European business groups blast UK and EU for lack of progress on Brexit services deal
A top European business group yesterday lambasted Brexit negotiators from the EU and the UK for their failure to make concrete progress towards a deal for services.
The European Services Forum (ESF), which represents firms across Europe and the UK, wrote to chief negotiators Michel Barnier and David Davis to urge them to “take all necessary actions to minimise business disruption”.
Pascal Kerneis, ESF managing director, said European businesses have grown increasingly anxious as political negotiations over the future trade relationship have failed to deliver an agreement.
“Up to now Brexit was not a major concern” for European firms, he told City A.M. “Now we are starting to feel nervous because of these uncertainties.”
The services sector, including the City’s financial services and professional services such as law and accountancy, dominates the UK economy, accounting for four-fifths of annual output. The UK is currently the largest services exporter in the EU, while 11 of the UK’s top 20 services suppliers are in the EU.
Miles Celic, chief executive of TheCityUK, an ESF member, said that services trade has been neglected in the talks, which have focused mainly on goods. “This must change,” he said. “It is clear that any Brexit deal must cover both goods and services, or it will leave both the UK and the EU worse off, putting jobs and growth at risk across the continent.”
The ESF will be joined today by business groups and unions from across the EU, including the Confederation of British Industry and European umbrella organisation Business Europe, in calling for faster progress ahead of this week’s meeting of EU leaders.
The groups will call on both sides “to inject pace and urgency in the negotiations” and to make “measurable progress, in particular a backstop arrangement to avoid a hard border in Ireland”.
Rebecca Long Bailey, Labour's shadow business secretary, said: “Time is running out. Businesses, consumers and workers need certainty, not endless chaos, egos and melodrama. The government must put an end to the deadlock which is paralysing our country and our economy.”
Businesses have voiced increasing frustration in recent months as the deadline for Brexit on 29 March 2019 has edged closer with no agreement on how trade will function. The ESF noted it is “concerned” that the 21-month transition period is “unlikely to be sufficient” to reach a full trade deal.
Kerneis said: “We were trusting the politicians to take some decisions, but now we see there is still uncertainty.”

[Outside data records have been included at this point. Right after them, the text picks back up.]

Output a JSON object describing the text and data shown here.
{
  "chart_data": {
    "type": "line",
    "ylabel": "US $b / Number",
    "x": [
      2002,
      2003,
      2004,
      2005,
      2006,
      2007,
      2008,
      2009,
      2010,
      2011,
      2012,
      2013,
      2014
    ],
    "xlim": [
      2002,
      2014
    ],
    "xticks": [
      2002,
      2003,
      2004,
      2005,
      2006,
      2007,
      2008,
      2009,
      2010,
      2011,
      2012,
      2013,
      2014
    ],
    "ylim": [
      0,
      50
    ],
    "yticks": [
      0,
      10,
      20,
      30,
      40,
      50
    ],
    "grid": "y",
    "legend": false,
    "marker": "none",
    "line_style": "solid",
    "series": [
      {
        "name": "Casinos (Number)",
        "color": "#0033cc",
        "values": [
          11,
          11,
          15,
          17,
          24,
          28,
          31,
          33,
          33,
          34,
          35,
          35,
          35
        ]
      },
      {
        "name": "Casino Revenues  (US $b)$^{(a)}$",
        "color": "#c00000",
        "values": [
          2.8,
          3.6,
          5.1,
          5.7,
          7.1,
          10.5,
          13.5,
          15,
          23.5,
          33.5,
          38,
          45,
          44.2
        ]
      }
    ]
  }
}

He said firms wish to preserve the most open access possible, and added that plans for mutual regulatory recognition in the financial services sector are “realistic, provided the UK gives something in exchange”.
The ESF also highlighted firms’ desire for an agreement on the recognition of professional qualifications and the need to ensure that contracts are still legally binding once the UK leaves the EU.
Contract continuity could be “tackled easily in one sentence in the trade agreement”, Kerneis said.